The latest data showed that the UK economy failed to grow in July, which is a blow to the new government which has made boosting the economy one of its top priorities.
The Bank of England also cut its economic growth forecast for July-September to 0.3% from 0.4%.
Bank of England Governor Andrew Bailey said on Thursday he believed underlying confidence was rising but consumers “want to see evidence that momentum is continuing”.
He also noted that rising incomes from surging inflation led to a “huge increase in savings” last year – an increase that outpaced consumer spending.
Although the latest figures from the Office for National Statistics showed retail sales rose 1% in August compared with July as warmer weather and end-of-season discounts attracted shoppers, the growth was only 0.7%.
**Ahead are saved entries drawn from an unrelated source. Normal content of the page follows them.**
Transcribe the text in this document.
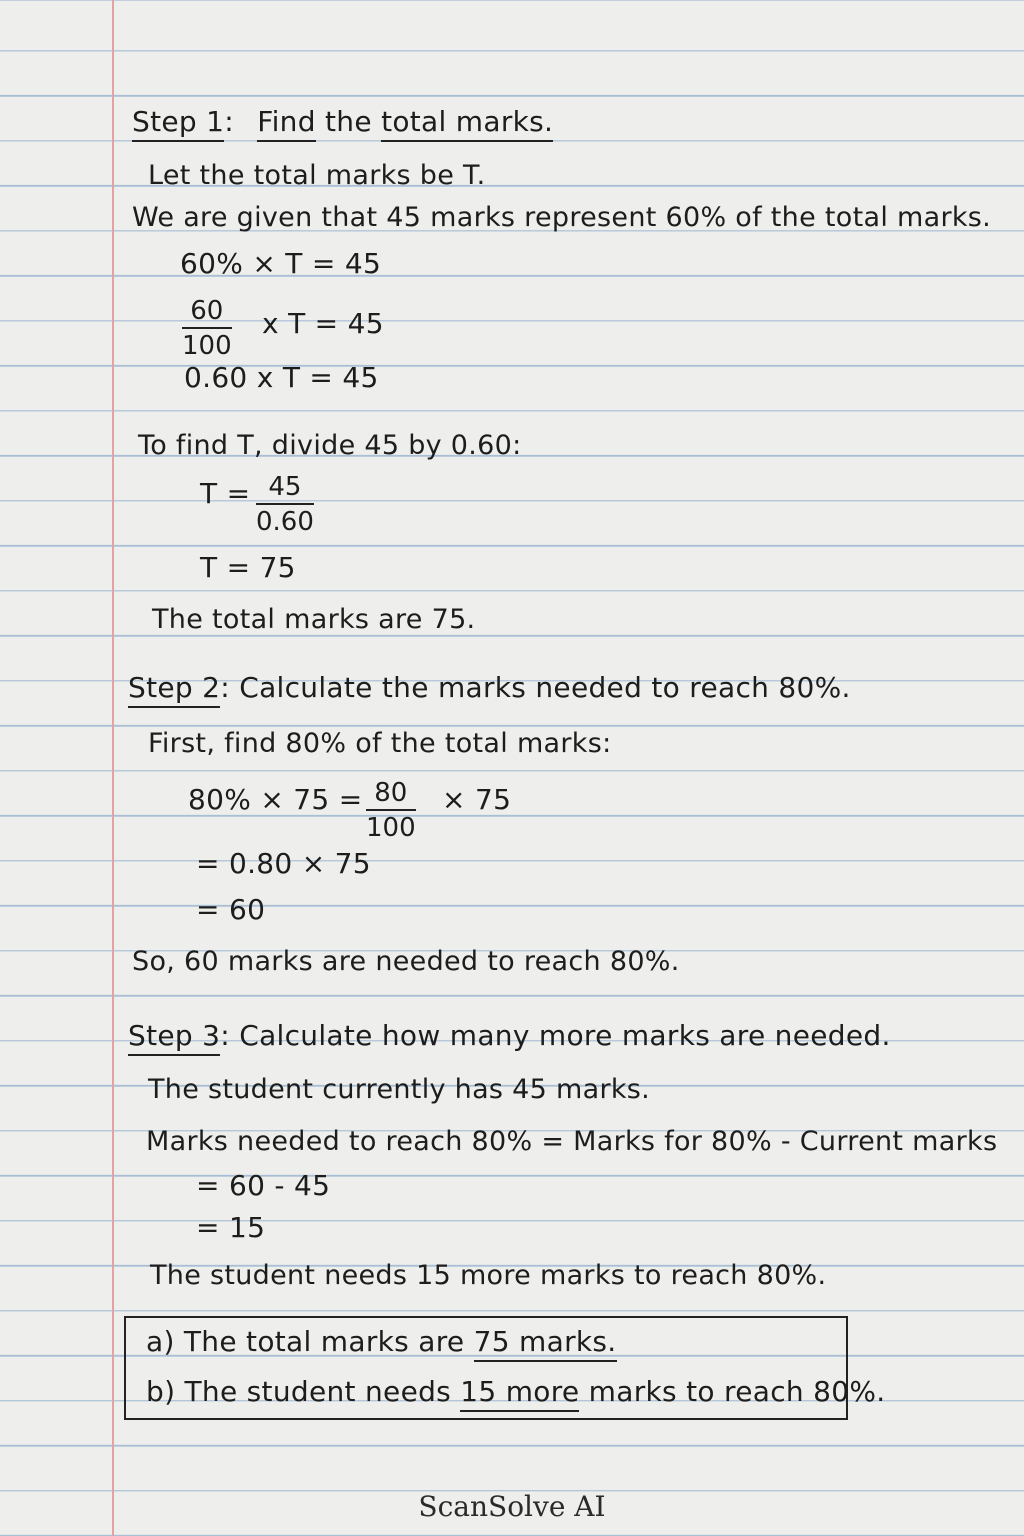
Step 1: Find the total marks.
Let the total marks be T.
We are given that 45 marks represent 60% of the total marks.
60% × T = 45
$\frac{60}{100}$ x T = 45
0.60 x T = 45
To find T, divide 45 by 0.60:
$T = \frac{45}{0.60}$
T = 75
The total marks are 75.
Step 2: Calculate the marks needed to reach 80%.
First, find 80% of the total marks:
$80\% \times 75 = \frac{80}{100} \times 75$
= 0.80 × 75
= 60
So, 60 marks are needed to reach 80%.
Step 3: Calculate how many more marks are needed.
The student currently has 45 marks.
Marks needed to reach 80% = Marks for 80% - Current marks
= 60 - 45
= 15
The student needs 15 more marks to reach 80%.
a) The total marks are 75 marks.
b) The student needs 15 more marks to reach 80%.
ScanSolve AI
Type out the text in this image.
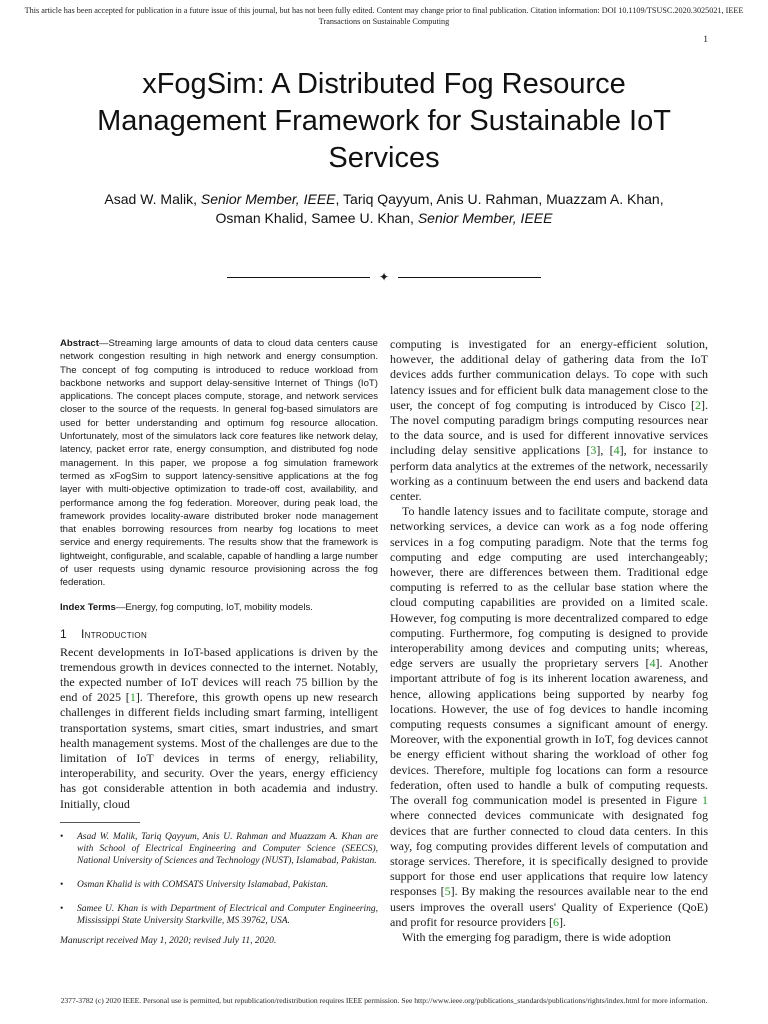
This article has been accepted for publication in a future issue of this journal, but has not been fully edited. Content may change prior to final publication. Citation information: DOI 10.1109/TSUSC.2020.3025021, IEEE
Transactions on Sustainable Computing
1
xFogSim: A Distributed Fog Resource Management Framework for Sustainable IoT Services
Asad W. Malik, Senior Member, IEEE, Tariq Qayyum, Anis U. Rahman, Muazzam A. Khan,
Osman Khalid, Samee U. Khan, Senior Member, IEEE
✦

Abstract—Streaming large amounts of data to cloud data centers cause network congestion resulting in high network and energy consumption. The concept of fog computing is introduced to reduce workload from backbone networks and support delay-sensitive Internet of Things (IoT) applications. The concept places compute, storage, and network services closer to the source of the requests. In general fog-based simulators are used for better understanding and optimum fog resource allocation. Unfortunately, most of the simulators lack core features like network delay, latency, packet error rate, energy consumption, and distributed fog node management. In this paper, we propose a fog simulation framework termed as xFogSim to support latency-sensitive applications at the fog layer with multi-objective optimization to trade-off cost, availability, and performance among the fog federation. Moreover, during peak load, the framework provides locality-aware distributed broker node management that enables borrowing resources from nearby fog locations to meet service and energy requirements. The results show that the framework is lightweight, configurable, and scalable, capable of handling a large number of user requests using dynamic resource provisioning across the fog federation.

Index Terms—Energy, fog computing, IoT, mobility models.

1 Introduction

Recent developments in IoT-based applications is driven by the tremendous growth in devices connected to the internet. Notably, the expected number of IoT devices will reach 75 billion by the end of 2025 [1]. Therefore, this growth opens up new research challenges in different fields including smart farming, intelligent transportation systems, smart cities, smart industries, and smart health management systems. Most of the challenges are due to the limitation of IoT devices in terms of energy, reliability, interoperability, and security. Over the years, energy efficiency has got considerable attention in both academia and industry. Initially, cloud

• Asad W. Malik, Tariq Qayyum, Anis U. Rahman and Muazzam A. Khan are with School of Electrical Engineering and Computer Science (SEECS), National University of Sciences and Technology (NUST), Islamabad, Pakistan.
• Osman Khalid is with COMSATS University Islamabad, Pakistan.
• Samee U. Khan is with Department of Electrical and Computer Engineering, Mississippi State University Starkville, MS 39762, USA.

Manuscript received May 1, 2020; revised July 11, 2020.

computing is investigated for an energy-efficient solution, however, the additional delay of gathering data from the IoT devices adds further communication delays. To cope with such latency issues and for efficient bulk data management close to the user, the concept of fog computing is introduced by Cisco [2]. The novel computing paradigm brings computing resources near to the data source, and is used for different innovative services including delay sensitive applications [3], [4], for instance to perform data analytics at the extremes of the network, necessarily working as a continuum between the end users and backend data center.

To handle latency issues and to facilitate compute, storage and networking services, a device can work as a fog node offering services in a fog computing paradigm. Note that the terms fog computing and edge computing are used interchangeably; however, there are differences between them. Traditional edge computing is referred to as the cellular base station where the cloud computing capabilities are provided on a limited scale. However, fog computing is more decentralized compared to edge computing. Furthermore, fog computing is designed to provide interoperability among devices and computing units; whereas, edge servers are usually the proprietary servers [4]. Another important attribute of fog is its inherent location awareness, and hence, allowing applications being supported by nearby fog locations. However, the use of fog devices to handle incoming computing requests consumes a significant amount of energy. Moreover, with the exponential growth in IoT, fog devices cannot be energy efficient without sharing the workload of other fog devices. Therefore, multiple fog locations can form a resource federation, often used to handle a bulk of computing requests. The overall fog communication model is presented in Figure 1 where connected devices communicate with designated fog devices that are further connected to cloud data centers. In this way, fog computing provides different levels of computation and storage services. Therefore, it is specifically designed to provide support for those end user applications that require low latency responses [5]. By making the resources available near to the end users improves the overall users' Quality of Experience (QoE) and profit for resource providers [6].

With the emerging fog paradigm, there is wide adoption

2377-3782 (c) 2020 IEEE. Personal use is permitted, but republication/redistribution requires IEEE permission. See http://www.ieee.org/publications_standards/publications/rights/index.html for more information.
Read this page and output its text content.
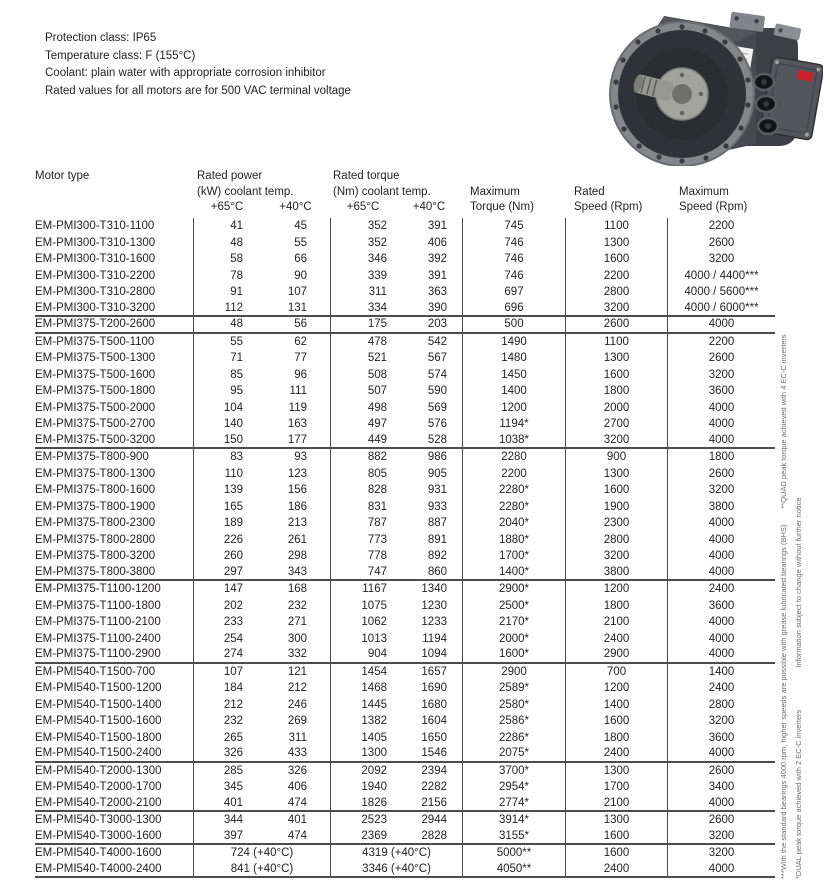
Protection class: IP65
Temperature class: F (155°C)
Coolant: plain water with appropriate corrosion inhibitor
Rated values for all motors are for 500 VAC terminal voltage
Motor type	Rated power	Rated torque
(kW) coolant temp.	(Nm) coolant temp.	Maximum	Rated	Maximum
+65°C	+40°C	+65°C	+40°C	Torque (Nm)	Speed (Rpm)	Speed (Rpm)
EM-PMI300-T310-1100	41	45	352	391	745	1100	2200
EM-PMI300-T310-1300	48	55	352	406	746	1300	2600
EM-PMI300-T310-1600	58	66	346	392	746	1600	3200
EM-PMI300-T310-2200	78	90	339	391	746	2200	4000 / 4400***
EM-PMI300-T310-2800	91	107	311	363	697	2800	4000 / 5600***
EM-PMI300-T310-3200	112	131	334	390	696	3200	4000 / 6000***
EM-PMI375-T200-2600	48	56	175	203	500	2600	4000
EM-PMI375-T500-1100	55	62	478	542	1490	1100	2200
EM-PMI375-T500-1300	71	77	521	567	1480	1300	2600
EM-PMI375-T500-1600	85	96	508	574	1450	1600	3200
EM-PMI375-T500-1800	95	111	507	590	1400	1800	3600
EM-PMI375-T500-2000	104	119	498	569	1200	2000	4000
EM-PMI375-T500-2700	140	163	497	576	1194*	2700	4000
EM-PMI375-T500-3200	150	177	449	528	1038*	3200	4000
EM-PMI375-T800-900	83	93	882	986	2280	900	1800
EM-PMI375-T800-1300	110	123	805	905	2200	1300	2600
EM-PMI375-T800-1600	139	156	828	931	2280*	1600	3200
EM-PMI375-T800-1900	165	186	831	933	2280*	1900	3800
EM-PMI375-T800-2300	189	213	787	887	2040*	2300	4000
EM-PMI375-T800-2800	226	261	773	891	1880*	2800	4000
EM-PMI375-T800-3200	260	298	778	892	1700*	3200	4000
EM-PMI375-T800-3800	297	343	747	860	1400*	3800	4000
EM-PMI375-T1100-1200	147	168	1167	1340	2900*	1200	2400
EM-PMI375-T1100-1800	202	232	1075	1230	2500*	1800	3600
EM-PMI375-T1100-2100	233	271	1062	1233	2170*	2100	4000
EM-PMI375-T1100-2400	254	300	1013	1194	2000*	2400	4000
EM-PMI375-T1100-2900	274	332	904	1094	1600*	2900	4000
EM-PMI540-T1500-700	107	121	1454	1657	2900	700	1400
EM-PMI540-T1500-1200	184	212	1468	1690	2589*	1200	2400
EM-PMI540-T1500-1400	212	246	1445	1680	2580*	1400	2800
EM-PMI540-T1500-1600	232	269	1382	1604	2586*	1600	3200
EM-PMI540-T1500-1800	265	311	1405	1650	2286*	1800	3600
EM-PMI540-T1500-2400	326	433	1300	1546	2075*	2400	4000
EM-PMI540-T2000-1300	285	326	2092	2394	3700*	1300	2600
EM-PMI540-T2000-1700	345	406	1940	2282	2954*	1700	3400
EM-PMI540-T2000-2100	401	474	1826	2156	2774*	2100	4000
EM-PMI540-T3000-1300	344	401	2523	2944	3914*	1300	2600
EM-PMI540-T3000-1600	397	474	2369	2828	3155*	1600	3200
EM-PMI540-T4000-1600	724 (+40°C)	4319 (+40°C)	5000**	1600	3200
EM-PMI540-T4000-2400	841 (+40°C)	3346 (+40°C)	4050**	2400	4000	***With the standard bearings 4000 rpm, higher speeds are possible with grease lubricated bearings (BHS)
**QUAD peak torque achieved with 4 EC-C inverters
*DUAL peak torque achieved with 2 EC-C inverters
Information subject to change without further notice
The Treasury said the government had been “honest about the state of the public finances we have inherited” but added that it was “taking action to rebuild Britain based on our underlying strengths, including our world-leading renewable energy and services sectors”.
The chancellor and prime minister are expected to offer a more hopeful and optimistic economic message at next week’s Labour Party conference and at a key investment summit in mid-October.
But it is clear that this government has not reneged on the fact that the budget will include tax increases, welfare cuts and reductions in spending in government departments.